The Beekeepers Apprentice
by Laurie King
A mystery, a coming of age, a golden snap shot of the time during and following
I always do a terrible job
any time I try and describe this book. The concept being such as infuriates
certain purists. But, review it I must, for this is a gem of a book. A
perfectly captured memory. Like those faded snapshots from a documentary.
Faded and yet fierce intelligent eyes gaze out at you all the same.
The story is simple, it reads
like a young adult book, a jewish teenager, Mary Russell, recently orphaned,
wanders the 1915 Suffolk downs with her head in her book. She literally
stumbles over a tall thin middle aged man daubing honey bees with paint,
so he can track them
He insults. She insults.
Fierce intelligences find a match in friendship.
I suppose I should mention,
which is why it’s always hard to describe, that the man is Sherlock Holmes.
Biting, sarcastic, witty, brilliant, fascinating. He becomes Mary’s teacher
and mentor, molding brilliant precocious clay into, well not quite, a detective.
She’d rather be studying theology.
The story is told first person,
as if from a perspective of great age. However, time has not dimmed the
emotions involved. There is an incredible sense of shifting, flowering.
A sense of a girl becoming a woman at the same time that a new terrible,
wonderful age is being born. An age where a generation of young men poured
their lives and youth into the trenches. An age when monstrous regiments
of women agitated for an equal say in government and education and life.

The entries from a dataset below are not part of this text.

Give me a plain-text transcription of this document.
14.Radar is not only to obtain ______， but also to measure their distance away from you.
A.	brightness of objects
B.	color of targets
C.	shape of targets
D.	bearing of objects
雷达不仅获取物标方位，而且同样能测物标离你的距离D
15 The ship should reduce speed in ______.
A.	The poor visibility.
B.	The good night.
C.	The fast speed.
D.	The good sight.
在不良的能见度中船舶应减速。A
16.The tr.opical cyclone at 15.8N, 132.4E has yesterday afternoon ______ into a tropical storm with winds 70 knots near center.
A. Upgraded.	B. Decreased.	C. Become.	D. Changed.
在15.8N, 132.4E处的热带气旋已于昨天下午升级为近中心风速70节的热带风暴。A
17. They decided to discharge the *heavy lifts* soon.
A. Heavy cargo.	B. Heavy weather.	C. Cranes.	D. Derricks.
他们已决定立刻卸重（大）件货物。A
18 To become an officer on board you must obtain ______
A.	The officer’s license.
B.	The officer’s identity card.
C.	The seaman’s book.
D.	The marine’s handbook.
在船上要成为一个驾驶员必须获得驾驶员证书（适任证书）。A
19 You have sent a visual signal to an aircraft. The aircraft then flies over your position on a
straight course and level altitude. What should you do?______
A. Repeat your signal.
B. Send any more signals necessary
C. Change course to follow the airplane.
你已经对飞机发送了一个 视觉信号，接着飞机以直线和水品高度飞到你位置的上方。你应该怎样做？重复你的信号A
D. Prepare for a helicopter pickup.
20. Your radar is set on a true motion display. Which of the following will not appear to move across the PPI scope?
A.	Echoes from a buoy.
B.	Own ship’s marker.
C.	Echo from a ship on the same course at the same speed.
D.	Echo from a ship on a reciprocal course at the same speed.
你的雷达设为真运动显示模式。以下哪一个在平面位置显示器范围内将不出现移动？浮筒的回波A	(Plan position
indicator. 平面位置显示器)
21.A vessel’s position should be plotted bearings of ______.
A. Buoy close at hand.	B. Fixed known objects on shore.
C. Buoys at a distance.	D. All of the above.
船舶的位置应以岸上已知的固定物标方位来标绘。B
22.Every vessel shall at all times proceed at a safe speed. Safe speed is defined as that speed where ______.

An age when old ways of life convulsed giving birth to the new. An age
when Sherlock Holmes, a pre-curser of the new age and yet a relic of the
old, sits on the Suffolk Downs with a seventeen year old girl playing chess
while bombs in distant Belgium echo faintly across the channel.
It’s a book that tastes like
wild honey, golden, sweet and smooth with just a touch of bitter.